I installed this so you don't have to. It did feel a bit quirky and not super polished. Fails to download the image model. The audio/tts model fails to load.

In 15 minutes of serving Gemma, I got precisely zero actual inference requests, and a bunch of health checks and two attestations.

At the moment they don't have enough sustained demand to justify the earning estimates.

splittydev 3 hours ago | parent | next [-]

They released this like a day ago, I'm not surprised that there's not enough demand right now. Give it some time to take off

tgma 3 hours ago | parent [-]

You'd think to bootstrap a marketplace you'd spend your own money to feed fake requests (or perhaps allow free chat so that they induce requests).

Still, absolute zero is an unacceptable number. Had this running for more than an hour.

splittydev 3 hours ago | parent [-]

I kind of see your point, but I also kind of don't.

Sure, it would be great if you'd immediately get hammered with hundreds of requests and start make money quickly. It would also be great if it was a bit more transparent, and you could see more stats (what counts as "idle"? Is my machine currently eligible to serve models?). But it's still very new, I'd say give it some time and let's see how it goes.

If you have it running and you get zero requests, it uses close to zero power above what your computer uses anyway. It doesn't cost you anything to have it running, and if you get requests, you make money. Seems like an easy decision to me.

usrusr 7 minutes ago | parent | next [-]

Bootstrapping will be near-impossible (or incredibly costly) unless they offer inference consumers models with established demand arriving at some least-cost router service where they can undercut the competition (if they actually can). And then dogfood the opportunistic provider side on their own Macs, but with a preference to putting third parties first in the queue. Everything else is just wishful thinking.

tgma 3 hours ago | parent | prev [-]

Well I already made the Ctrl+C decision. Yours may have been different, but I suppose only one of us installed it, and that one counts.

yard2010 2 hours ago | parent | next [-]

I went with the ctrl z approach.

subroutine 2 hours ago | parent | prev [-]

Copy?

oneeyedpigeon 2 hours ago | parent [-]

SIGINT

lxglv 3 hours ago | parent | prev | next [-]

weird to learn that they do not generate inference requests to their network themselves to motivate early adopters at least to host their inference software

thatxliner 4 hours ago | parent | prev | next [-]

and I don't think they ever will unless they're highly competitive (hopefully that price they have stays? at least for users)

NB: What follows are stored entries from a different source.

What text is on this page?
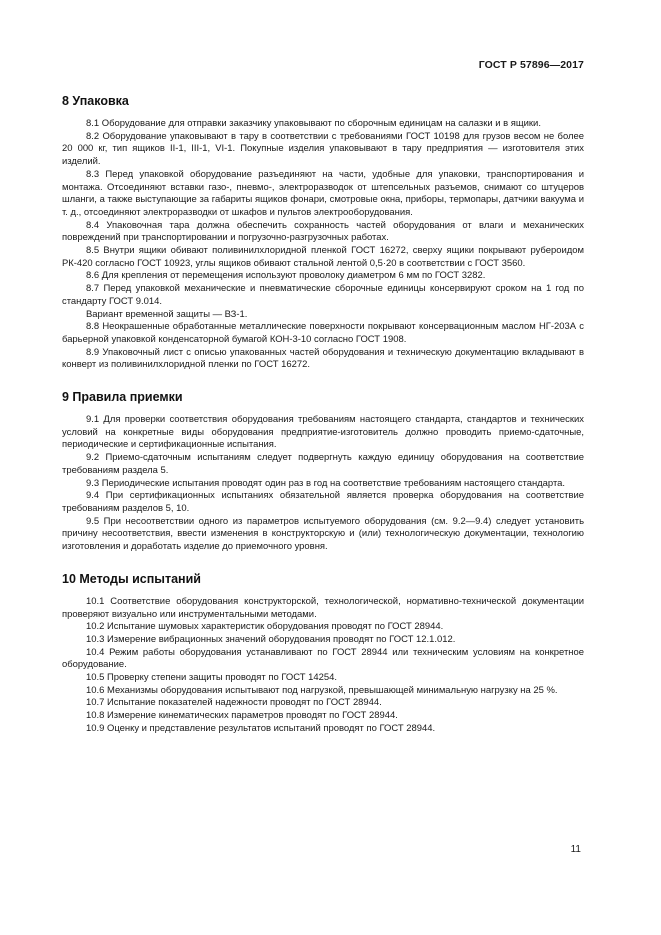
ГОСТ Р 57896—2017
8 Упаковка

8.1 Оборудование для отправки заказчику упаковывают по сборочным единицам на салазки и в ящики.

8.2 Оборудование упаковывают в тару в соответствии с требованиями ГОСТ 10198 для грузов весом не более 20 000 кг, тип ящиков II-1, III-1, VI-1. Покупные изделия упаковывают в тару предприятия — изготовителя этих изделий.

8.3 Перед упаковкой оборудование разъединяют на части, удобные для упаковки, транспортирования и монтажа. Отсоединяют вставки газо-, пневмо-, электроразводок от штепсельных разъемов, снимают со штуцеров шланги, а также выступающие за габариты ящиков фонари, смотровые окна, приборы, термопары, датчики вакуума и т. д., отсоединяют электроразводки от шкафов и пультов электрооборудования.

8.4 Упаковочная тара должна обеспечить сохранность частей оборудования от влаги и механических повреждений при транспортировании и погрузочно-разгрузочных работах.

8.5 Внутри ящики обивают поливинилхлоридной пленкой ГОСТ 16272, сверху ящики покрывают рубероидом РК-420 согласно ГОСТ 10923, углы ящиков обивают стальной лентой 0,5·20 в соответствии с ГОСТ 3560.

8.6 Для крепления от перемещения используют проволоку диаметром 6 мм по ГОСТ 3282.

8.7 Перед упаковкой механические и пневматические сборочные единицы консервируют сроком на 1 год по стандарту ГОСТ 9.014.

Вариант временной защиты — ВЗ-1.

8.8 Неокрашенные обработанные металлические поверхности покрывают консервационным маслом НГ-203А с барьерной упаковкой конденсаторной бумагой КОН-3-10 согласно ГОСТ 1908.

8.9 Упаковочный лист с описью упакованных частей оборудования и техническую документацию вкладывают в конверт из поливинилхлоридной пленки по ГОСТ 16272.

9 Правила приемки

9.1 Для проверки соответствия оборудования требованиям настоящего стандарта, стандартов и технических условий на конкретные виды оборудования предприятие-изготовитель должно проводить приемо-сдаточные, периодические и сертификационные испытания.

9.2 Приемо-сдаточным испытаниям следует подвергнуть каждую единицу оборудования на соответствие требованиям раздела 5.

9.3 Периодические испытания проводят один раз в год на соответствие требованиям настоящего стандарта.

9.4 При сертификационных испытаниях обязательной является проверка оборудования на соответствие требованиям разделов 5, 10.

9.5 При несоответствии одного из параметров испытуемого оборудования (см. 9.2—9.4) следует установить причину несоответствия, ввести изменения в конструкторскую и (или) технологическую документации, технологию изготовления и доработать изделие до приемочного уровня.

10 Методы испытаний

10.1 Соответствие оборудования конструкторской, технологической, нормативно-технической документации проверяют визуально или инструментальными методами.

10.2 Испытание шумовых характеристик оборудования проводят по ГОСТ 28944.

10.3 Измерение вибрационных значений оборудования проводят по ГОСТ 12.1.012.

10.4 Режим работы оборудования устанавливают по ГОСТ 28944 или техническим условиям на конкретное оборудование.

10.5 Проверку степени защиты проводят по ГОСТ 14254.

10.6 Механизмы оборудования испытывают под нагрузкой, превышающей минимальную нагрузку на 25 %.

10.7 Испытание показателей надежности проводят по ГОСТ 28944.

10.8 Измерение кинематических параметров проводят по ГОСТ 28944.

10.9 Оценку и представление результатов испытаний проводят по ГОСТ 28944.

11
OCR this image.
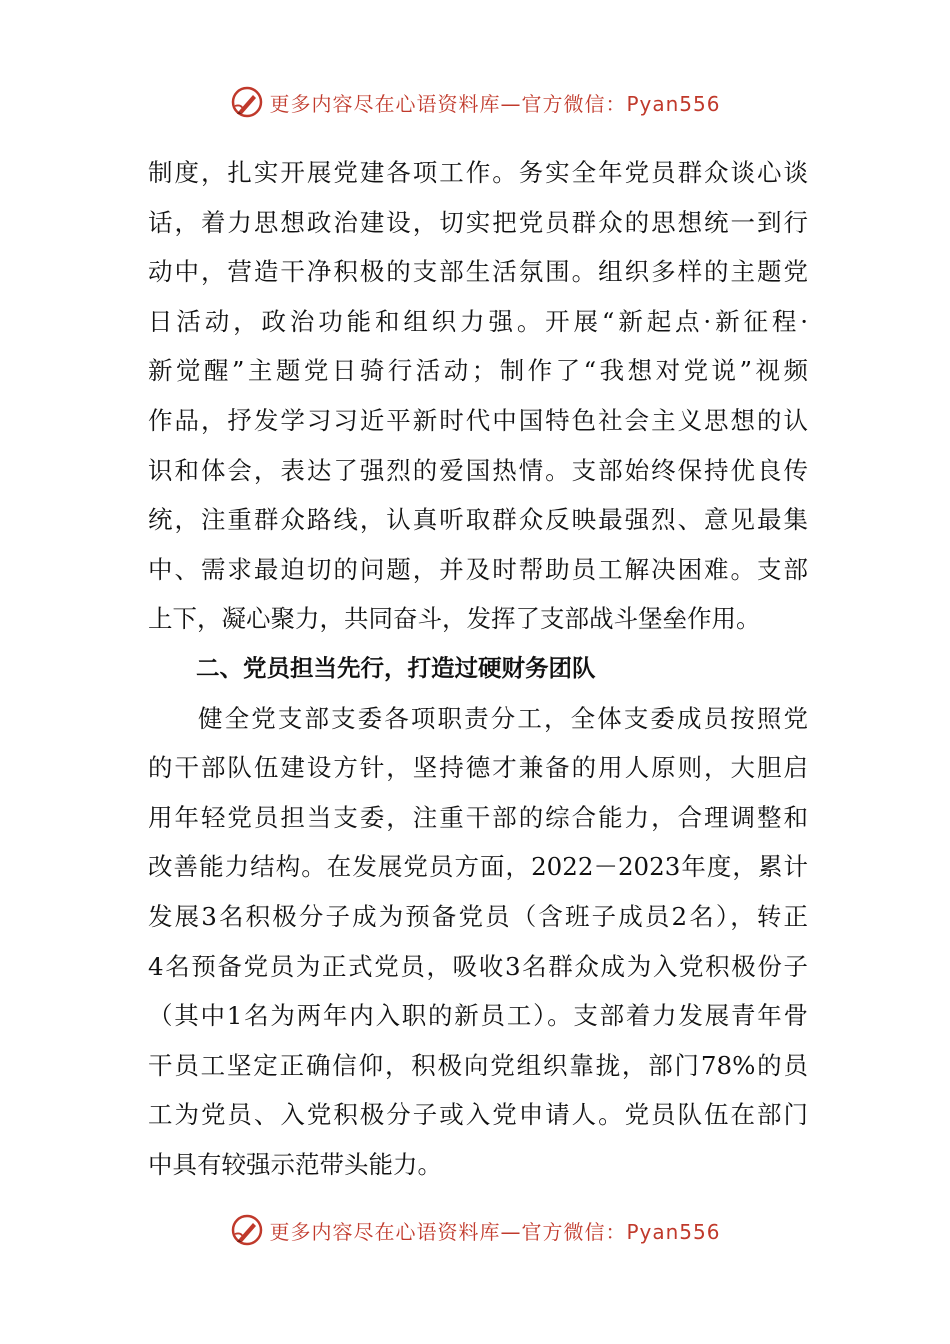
更多内容尽在心语资料库—官方微信：Pyan556
制度，扎实开展党建各项工作。务实全年党员群众谈心谈
话，着力思想政治建设，切实把党员群众的思想统一到行
动中，营造干净积极的支部生活氛围。组织多样的主题党
日活动，政治功能和组织力强。开展“新起点·新征程·
新觉醒”主题党日骑行活动；制作了“我想对党说”视频
作品，抒发学习习近平新时代中国特色社会主义思想的认
识和体会，表达了强烈的爱国热情。支部始终保持优良传
统，注重群众路线，认真听取群众反映最强烈、意见最集
中、需求最迫切的问题，并及时帮助员工解决困难。支部
上下，凝心聚力，共同奋斗，发挥了支部战斗堡垒作用。
二、党员担当先行，打造过硬财务团队
健全党支部支委各项职责分工，全体支委成员按照党
的干部队伍建设方针，坚持德才兼备的用人原则，大胆启
用年轻党员担当支委，注重干部的综合能力，合理调整和
改善能力结构。在发展党员方面，2022－2023年度，累计
发展3名积极分子成为预备党员（含班子成员2名），转正
4名预备党员为正式党员，吸收3名群众成为入党积极份子
（其中1名为两年内入职的新员工）。支部着力发展青年骨
干员工坚定正确信仰，积极向党组织靠拢，部门78%的员
工为党员、入党积极分子或入党申请人。党员队伍在部门
中具有较强示范带头能力。
更多内容尽在心语资料库—官方微信：Pyan556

I was thinking of building this exact thing a year ago but my main stopper was economics: it would never make sense for someone to use the API, thus nobody can make money off of zero demand.

I guess we just have to look at how Uber and Airbnb bootstrapped themselves. Another issue with my original idea was that it was for compute in general, when the main, best use-case, is long(er)-running software like AI training (but I guess inference is long running enough).

But there already exist software out there that lets you rent out your GPU so...

tgma 3 hours ago | parent | next [-]

People underestimate how efficient cost/token is for beefy GPUs if you are able to batch. Unlikely for one off consumer unit to be able to compete long term.

starkeeper 3 hours ago | parent | prev [-]

What's a good place to do this?

subroutine 2 hours ago | parent | prev [-]

Has anyone tested the system from the other end... sending a prompt and getting a response?